I don't recall anyone complaining before about basing the filetype detection purely on filename extension, so I think it works well enough in most situations. If you're indexing web server content, most webservers set the mimetype from the filename extension by default anyway!
So feel free to patch away!
Incidentally, is it possible to open the file once and pass the file handle to libmagic, libextractor, etc?
comment:10 by , 18 years ago
Incidentally, is it possible to open the file once and pass the file handle to libmagic, libextractor, etc?

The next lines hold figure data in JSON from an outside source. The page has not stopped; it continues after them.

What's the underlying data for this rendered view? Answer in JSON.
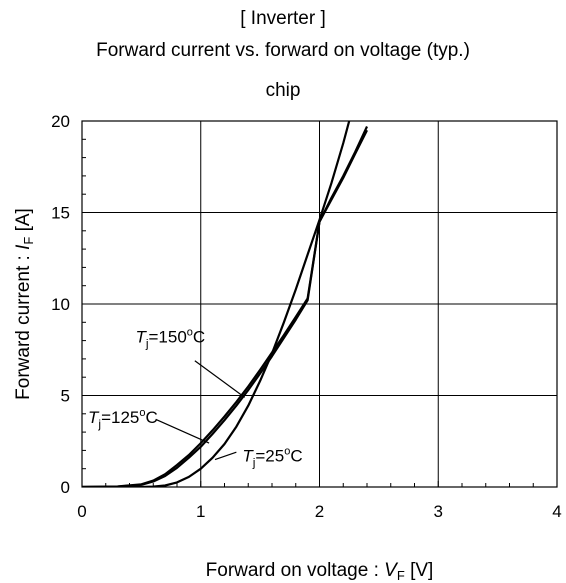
{
  "titles": {
    "line1": "[ Inverter ]",
    "line2": "Forward current  vs.  forward on voltage  (typ.)",
    "line3": "chip"
  },
  "chart_data": {
    "type": "line",
    "xlabel": "Forward on voltage : VF [V]",
    "ylabel": "Forward current : IF [A]",
    "xlim": [
      0,
      4
    ],
    "ylim": [
      0,
      20
    ],
    "xticks": [
      0,
      1,
      2,
      3,
      4
    ],
    "yticks": [
      0,
      5,
      10,
      15,
      20
    ],
    "grid": true,
    "series": [
      {
        "name": "Tj=150oC",
        "x": [
          0,
          0.3,
          0.5,
          0.6,
          0.7,
          0.8,
          0.9,
          1.0,
          1.1,
          1.2,
          1.3,
          1.4,
          1.5,
          1.6,
          1.7,
          1.8,
          1.9,
          2.0,
          2.1,
          2.2,
          2.3,
          2.4
        ],
        "y": [
          0,
          0.03,
          0.15,
          0.35,
          0.7,
          1.2,
          1.75,
          2.4,
          3.1,
          3.85,
          4.65,
          5.5,
          6.4,
          7.35,
          8.3,
          9.3,
          10.3,
          14.5,
          15.7,
          16.9,
          18.2,
          19.5
        ]
      },
      {
        "name": "Tj=125oC",
        "x": [
          0,
          0.3,
          0.5,
          0.6,
          0.7,
          0.8,
          0.9,
          1.0,
          1.1,
          1.2,
          1.3,
          1.4,
          1.5,
          1.6,
          1.7,
          1.8,
          1.9,
          2.0,
          2.1,
          2.2,
          2.3,
          2.4
        ],
        "y": [
          0,
          0.02,
          0.12,
          0.3,
          0.6,
          1.05,
          1.6,
          2.2,
          2.9,
          3.65,
          4.45,
          5.3,
          6.2,
          7.15,
          8.15,
          9.15,
          10.2,
          14.5,
          15.8,
          17.0,
          18.3,
          19.7
        ]
      },
      {
        "name": "Tj=25oC",
        "x": [
          0,
          0.5,
          0.6,
          0.7,
          0.8,
          0.9,
          1.0,
          1.1,
          1.2,
          1.3,
          1.4,
          1.5,
          1.6,
          1.7,
          1.8,
          1.9,
          2.0,
          2.1,
          2.2,
          2.25
        ],
        "y": [
          0,
          0.0,
          0.02,
          0.08,
          0.25,
          0.55,
          1.0,
          1.6,
          2.35,
          3.3,
          4.45,
          5.8,
          7.3,
          9.0,
          10.8,
          12.7,
          14.6,
          16.6,
          18.8,
          20.0
        ]
      }
    ],
    "annotations": [
      {
        "base": "T",
        "sub": "j",
        "rest": "=150",
        "sup": "o",
        "end": "C"
      },
      {
        "base": "T",
        "sub": "j",
        "rest": "=125",
        "sup": "o",
        "end": "C"
      },
      {
        "base": "T",
        "sub": "j",
        "rest": "=25",
        "sup": "o",
        "end": "C"
      }
    ]
  },
  "axis_text": {
    "x": {
      "pre": "Forward on voltage : ",
      "var": "V",
      "sub": "F",
      "unit": " [V]"
    },
    "y": {
      "pre": "Forward current : ",
      "var": "I",
      "sub": "F",
      "unit": " [A]"
    }
  }
}
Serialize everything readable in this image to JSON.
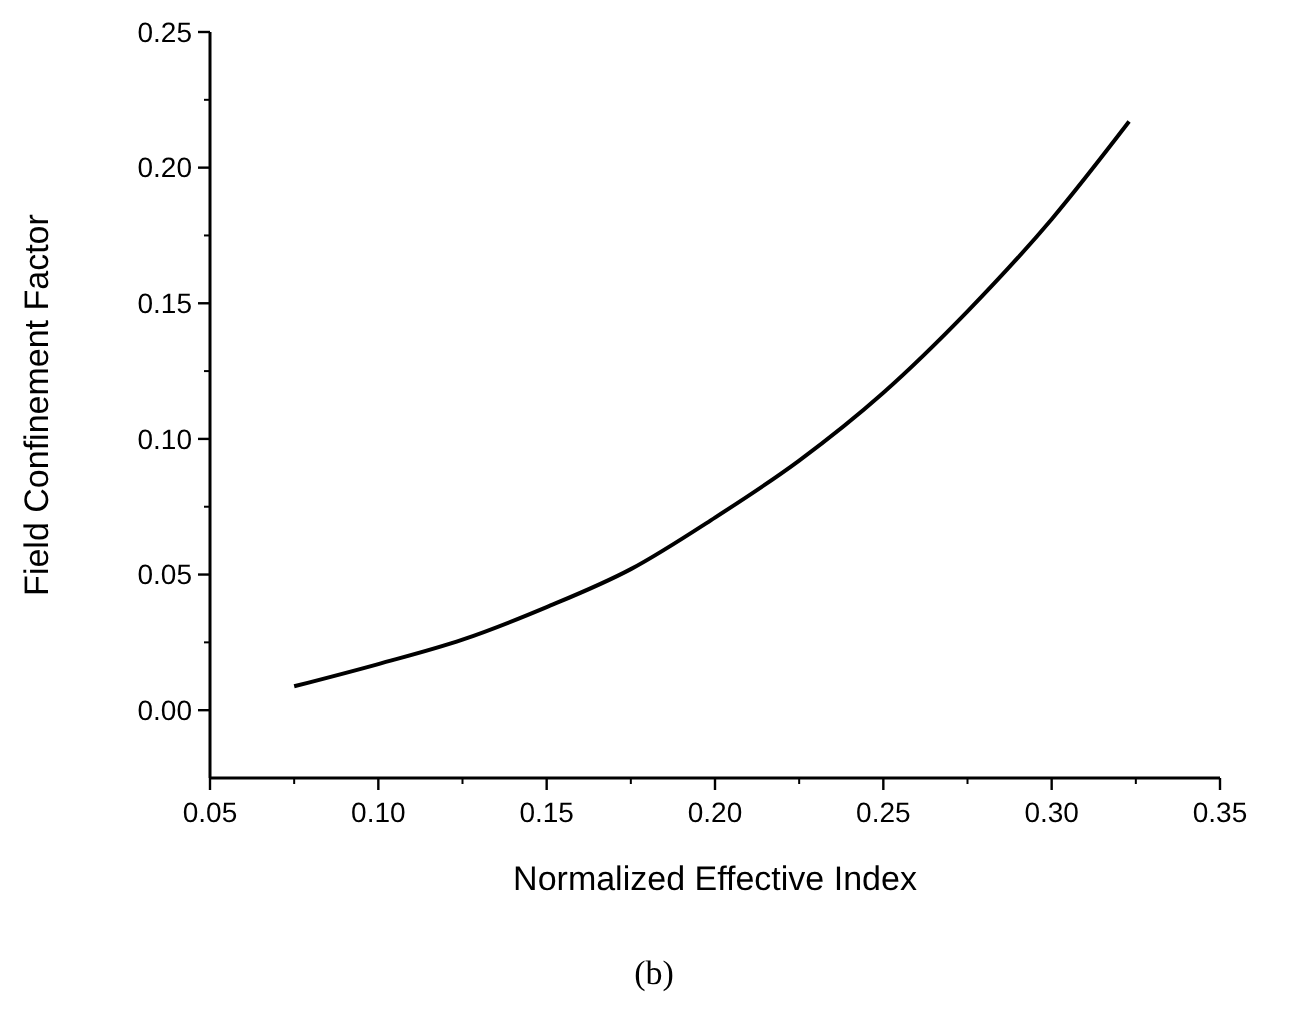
{
  "chart_data": {
    "type": "line",
    "xlabel": "Normalized Effective Index",
    "ylabel": "Field Confinement Factor",
    "annotations": [
      "(b)"
    ],
    "x": [
      0.075,
      0.1,
      0.125,
      0.15,
      0.175,
      0.2,
      0.225,
      0.25,
      0.275,
      0.3,
      0.323
    ],
    "series": [
      {
        "color": "#000000",
        "values": [
          0.0088,
          0.017,
          0.026,
          0.038,
          0.052,
          0.071,
          0.092,
          0.117,
          0.147,
          0.181,
          0.217
        ]
      }
    ],
    "xlim": [
      0.05,
      0.35
    ],
    "xticks": [
      {
        "value": 0.05,
        "label": "0.05"
      },
      {
        "value": 0.1,
        "label": "0.10"
      },
      {
        "value": 0.15,
        "label": "0.15"
      },
      {
        "value": 0.2,
        "label": "0.20"
      },
      {
        "value": 0.25,
        "label": "0.25"
      },
      {
        "value": 0.3,
        "label": "0.30"
      },
      {
        "value": 0.35,
        "label": "0.35"
      }
    ],
    "ylim": [
      -0.025,
      0.25
    ],
    "yticks": [
      {
        "value": 0,
        "label": "0.00"
      },
      {
        "value": 0.05,
        "label": "0.05"
      },
      {
        "value": 0.1,
        "label": "0.10"
      },
      {
        "value": 0.15,
        "label": "0.15"
      },
      {
        "value": 0.2,
        "label": "0.20"
      },
      {
        "value": 0.25,
        "label": "0.25"
      }
    ],
    "marker": "none",
    "line_style": "solid"
  }
}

Yes, the getKeywords2() function takes a buffer as an argument, so just mmap the file and pass in the buffer and length, same with magic_buffer().
comment:12 by , 16 years ago
Description: | modified (diff) |
---|---|
Milestone: | → 1.1.0 |
Did you ever get a chance to code this up?
I'm looking at what we want to try to get into Xapian 1.1.0, and this is a candidate, especially if there's already a working patch!
comment:13 by , 16 years ago
Milestone: | 1.1.0 → 1.1.1 |
---|
The current patch isn't ready to apply and this change could be made in 1.1.x, so bumping milestone.
comment:16 by , 14 years ago
Milestone: | 1.2.x → 1.2.4 |
---|---|
Resolution: | → fixed |
Status: | assigned → closed |
SVN trunk now uses libmagic to get a MIME content-type if it doesn't have a mapping for the extension. So the user can choose to use extensions to determine MIME content-type (as before), or use libmagic to look at the files (more accurate, but a little slower), or assume some extensions are correct but use magic for others.
I've split the libextractor side of this ticket off as #517 with a summary of the relevant discussion from here, and I'm closing this ticket.
Yes, these sound interesting. I'd actually had a quick look at libextractor already and bookmarked it as "interesting", and I've also been wondering about using something like libmagic to decide what the encoding of text files is...
I think testing with libmagic probably should be optional. It seems a useful feature, but in many situations I'd certainly be happy to assume that the file extensions are correct in exchange for faster indexing.